Scientists Develop World's Fastest Program to Find Patterns in Social Networks
(PhysOrg.com) -- As social networks like Facebook, Flickr, Youtube and Twitter increasingly make it possible to access appropriate information within their networks, a whole host of new applications become possible. For individuals, search engines could better differentiate "friends" and suggest groups with more closely matched interests or concerns. Businesses could search allowed information to offer products or services better matched to customers. And national security and counter-terror analysts, with appropriate court authorization, could look for "groups of people within social networks that match certain characteristics.
However, a technical obstacle to all of these is the difficulty inherent in being able to find all parts of the social network that match a given query network pattern. This essential first step (called the "subgraph matching" step by computer scientists) is often succeeded by many other application-specific steps.
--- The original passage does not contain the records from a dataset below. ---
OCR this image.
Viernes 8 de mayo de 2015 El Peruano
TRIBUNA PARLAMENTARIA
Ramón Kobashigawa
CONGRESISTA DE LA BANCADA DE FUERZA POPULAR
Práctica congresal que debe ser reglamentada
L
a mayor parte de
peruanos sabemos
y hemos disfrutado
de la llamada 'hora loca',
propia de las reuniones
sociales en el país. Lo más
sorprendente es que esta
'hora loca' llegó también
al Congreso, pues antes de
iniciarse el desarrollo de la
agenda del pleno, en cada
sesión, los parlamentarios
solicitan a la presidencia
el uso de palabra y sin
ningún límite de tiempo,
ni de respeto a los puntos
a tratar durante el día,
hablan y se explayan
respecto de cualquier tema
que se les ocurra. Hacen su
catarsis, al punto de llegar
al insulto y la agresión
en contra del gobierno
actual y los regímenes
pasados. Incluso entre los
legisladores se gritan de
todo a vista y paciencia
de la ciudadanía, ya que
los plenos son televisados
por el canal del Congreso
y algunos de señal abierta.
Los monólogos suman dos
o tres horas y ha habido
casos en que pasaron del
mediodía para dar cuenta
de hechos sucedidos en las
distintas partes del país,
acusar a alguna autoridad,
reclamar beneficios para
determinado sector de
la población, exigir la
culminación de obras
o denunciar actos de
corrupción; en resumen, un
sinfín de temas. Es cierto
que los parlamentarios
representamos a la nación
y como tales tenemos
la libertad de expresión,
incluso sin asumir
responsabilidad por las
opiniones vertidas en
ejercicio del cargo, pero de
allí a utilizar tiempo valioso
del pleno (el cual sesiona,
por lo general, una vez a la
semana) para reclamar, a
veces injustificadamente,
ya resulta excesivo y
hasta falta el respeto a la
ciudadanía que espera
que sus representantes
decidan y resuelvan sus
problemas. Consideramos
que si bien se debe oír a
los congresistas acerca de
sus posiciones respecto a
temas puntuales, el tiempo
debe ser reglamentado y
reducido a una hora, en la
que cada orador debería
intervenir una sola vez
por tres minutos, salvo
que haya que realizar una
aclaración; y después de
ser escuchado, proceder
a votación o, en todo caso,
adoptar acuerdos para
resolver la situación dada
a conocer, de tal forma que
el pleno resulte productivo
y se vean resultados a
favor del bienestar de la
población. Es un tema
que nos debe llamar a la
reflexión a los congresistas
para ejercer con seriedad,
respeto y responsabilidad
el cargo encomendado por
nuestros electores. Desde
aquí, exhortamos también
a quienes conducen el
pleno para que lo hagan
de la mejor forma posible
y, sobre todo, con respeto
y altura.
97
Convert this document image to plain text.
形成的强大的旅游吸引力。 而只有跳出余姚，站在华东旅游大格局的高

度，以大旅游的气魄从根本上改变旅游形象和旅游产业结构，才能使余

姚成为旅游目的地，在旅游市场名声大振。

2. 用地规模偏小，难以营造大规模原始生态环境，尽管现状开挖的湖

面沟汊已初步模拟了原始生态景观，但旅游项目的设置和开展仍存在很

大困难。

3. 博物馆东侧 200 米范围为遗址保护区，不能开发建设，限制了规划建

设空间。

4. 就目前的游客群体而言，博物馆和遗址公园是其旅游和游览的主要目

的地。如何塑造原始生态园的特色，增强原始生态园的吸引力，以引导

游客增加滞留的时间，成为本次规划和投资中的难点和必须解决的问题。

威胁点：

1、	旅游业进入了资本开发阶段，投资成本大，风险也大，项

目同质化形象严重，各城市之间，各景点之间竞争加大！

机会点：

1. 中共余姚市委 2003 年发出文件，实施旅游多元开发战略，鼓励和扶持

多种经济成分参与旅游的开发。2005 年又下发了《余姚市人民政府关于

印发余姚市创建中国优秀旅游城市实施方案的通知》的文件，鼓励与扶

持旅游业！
The subgraph matching problem is enormously challenging and has long been known to be computationally very difficult, rising exponentially in complexity with the size of the network increases.
University of Maryland grad student Matthias Broecheler working with Computer Science Professor V.S. Subrahmanian and University of Calabria (Italy) Professor Andrea Pugliese have recently unveiled a new mathematically-based computer program, or algorithm, called COSI (Cloud Oriented Subgraph Identification) that will support subgraph pattern matching in very large social networks containing hundreds of millions, even billions, of links.
In a paper that has been accepted for presentation at the 2010 Advances in Social Network Analysis and Mining conference to be held in Denmark in August, Broecheler, Pugliese and Subrahmanian leveraged a key insight - it is possible to split the social network into a set of almost independent, relatively small sub-networks, each of which is stored on a computer in a cloud computing cluster in such a way that the probability that a query pattern will need to access two nodes is kept as small as possible. Using knowledge of past queries and a complex set of calculations to compute these probabilities, their paper reports algorithms and experiments to answer social network subgraph pattern matching queries on real-world social network data with 778 million edges (which may denote relationships or connections between individuals) in less than one second. More recent results not contained in the paper are able to efficiently answer queries to social network databases containing over a billion edges.
"These new algorithms for subgraph matching make it practical for the first time to implement many desirable functionalities previously only practical for small networks," said Anil Nerode, who is Goldwin-Smith professor of mathematics and computer science and former director of the Mathematical Sciences Institute at Cornell University. "We can expect a profound influence of these algorithms on extending the capabilities of social networks," said Nerode, who is not involved in the work.
Professor Subrahmanian, one of the inventors, said: "An innovative mix of cloud computing and smart thinking, COSI shows how exact social network pattern matching on complex query patterns can be efficiently implemented. It is a significant advance, not only in answering complex queries over large social networks, but also for answering queries over the Semantic Web. This advance could have a significant impact for individual users of social networks as well as for the national security and business communities and is yet another innovative mix of cloud computing and smart thinking.
"The next challenge for COSI will be to perform matching of similar, but not exact, patterns," he said.